Since April 1, 2020, the contribution rate has been 6.0%. Of this, 3.0% is deducted from the employee’s gross salary, subject to the NIS insurable wage ceiling, or IWC, and the employer makes a matching contribution. With the IWC currently at $3 million, the maximum contribution for an employee is $7,500 per month for those earning $3 million or more per annum. The IWC is scheduled to increase to $5 million effective April 2022. The self-employed pays the full 6.0%, subject to the IWC.
The Ministry of Labour and Social Security is responsible for collecting NIS contributions and for administering the benefits under the scheme.
Contributions to the NIS are invested by the National Insurance Fund (NIF) in a diversified investment portfolio of bonds, money market securities, ordinary and preference shares, and real estate.
Dividends, interest, and rent are critical to the ability of the NIS to pay benefits, but real estate and equity investments are helpful in growing the value of the portfolio although their increased value does not translate to cash to be distributed unless they are sold.
The NIS pays an old-age pension to contributors who attain the retirement age defined by the National Insurance Act and meet the contribution requirements during their life time.
The pension benefit is two-tiered, consisting of a basic or flat-rate component and an additional wage-related component.
Flat-rate pensions are based on the contribution record. The average number of weeks of contributions from the eligibility age of 18 years to the normal retirement age are as follows:
• Full rate – 39 weeks or more;
• Three-quarter rate – 26 to 38 weeks;
• Half-rate 10 to 25 weeks.
An additional pension is paid based on contributions at the rate of six cents per $13 of contribution paid. There is also an invalidity pension as well as a widow’s/widower’s pension.
The Invalidity benefit is payable to a contributor who has satisfied the contribution conditions and has been diagnosed with a permanent medical condition that renders the contributor incapable of work for a continuous period of at least 26 weeks. This benefit is converted to a retirement pension when the beneficiary attains the retirement age.
The widow’s/widower’s benefit is payable to the spouse of a deceased NIS contributor or pensioner. The payment of this benefit and the spouse’s allowance can be either for the short term or long term over the beneficiary’s lifetime, depending on the qualifying conditions.
The weekly rate for benefits are as follows:
• Full rate – $3,400;
• Three-quarter rate – $2,550;
• Half-rate – $1,700.
There are several other benefits.
The funeral grant is a benefit that is payable upon the death of an NIS pensioner or his/her spouse; an NIS contributor who has satisfied the required contribution conditions or their spouse; or an employee whose death was as a result of injuries sustained in insurable employment.
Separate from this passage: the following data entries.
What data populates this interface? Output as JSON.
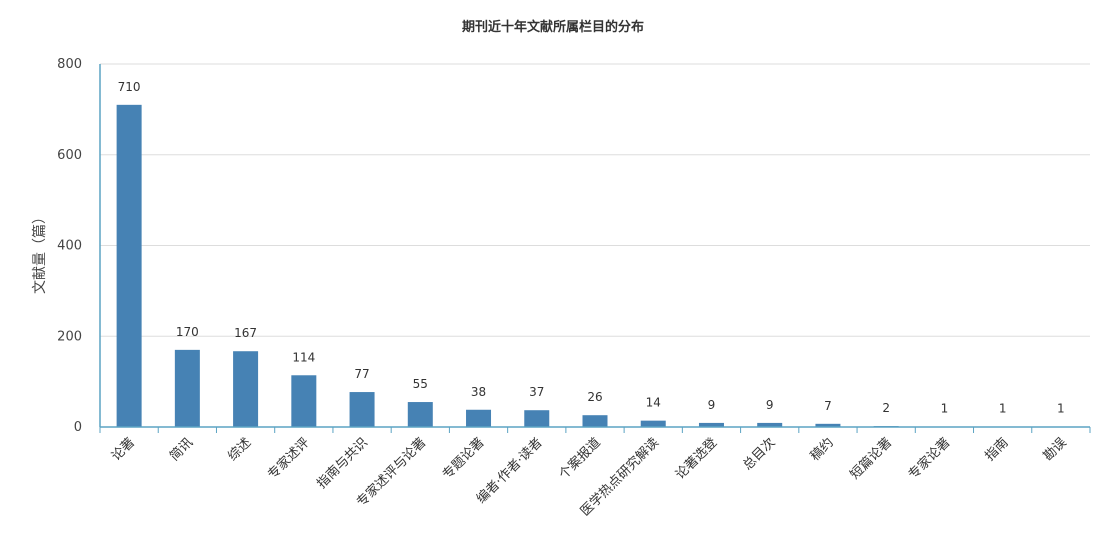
{
  "chart_data": {
    "type": "bar",
    "title": "期刊近十年文献所属栏目的分布",
    "ylabel": "文献量（篇）",
    "xlabel": "",
    "ylim": [
      0,
      800
    ],
    "yticks": [
      0,
      200,
      400,
      600,
      800
    ],
    "grid": true,
    "categories": [
      "论著",
      "简讯",
      "综述",
      "专家述评",
      "指南与共识",
      "专家述评与论著",
      "专题论著",
      "编者·作者·读者",
      "个案报道",
      "医学热点研究解读",
      "论著选登",
      "总目次",
      "稿约",
      "短篇论著",
      "专家论著",
      "指南",
      "勘误"
    ],
    "values": [
      710,
      170,
      167,
      114,
      77,
      55,
      38,
      37,
      26,
      14,
      9,
      9,
      7,
      2,
      1,
      1,
      1
    ],
    "bar_color": "#4682b4",
    "axis_color": "#5ba3c3",
    "grid_color": "#dddddd"
  }
}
A grant is a one-time payment that is awarded when the contribution conditions for a pension are not satisfied. Grants are payable in the categories of retirement, widow’s/widower’s, special child, orphan, and invalidity.
The NIS also pays an orphan benefit, a special child benefit, an employment injury benefit, an employment injury disablement benefit, an employment injury death benefit, and a maternity benefit.
A big benefit is health insurance under the NI Gold Health Insurance Plan for pensioners, which requires no payment of premiums. Some of the benefits it provides are in-hospital room and board, surgeon and assistant surgeon’s fees, doctor’s visits and home visit fees, diagnostic services, prescription drugs, and optical and dental.
Generally, the benefits of, for example, old-age pension, are relatively small, but they do add up. Of particular value is NI Gold, which can be a saviour to pensioners who lose the health insurance benefit they used to get from their employers prior to their retirement.
The ability of the NIS to pay higher levels of benefits can be enhanced by an improvement in the contributions, by more people becoming contributors, and by higher levels of income from the investment portfolio.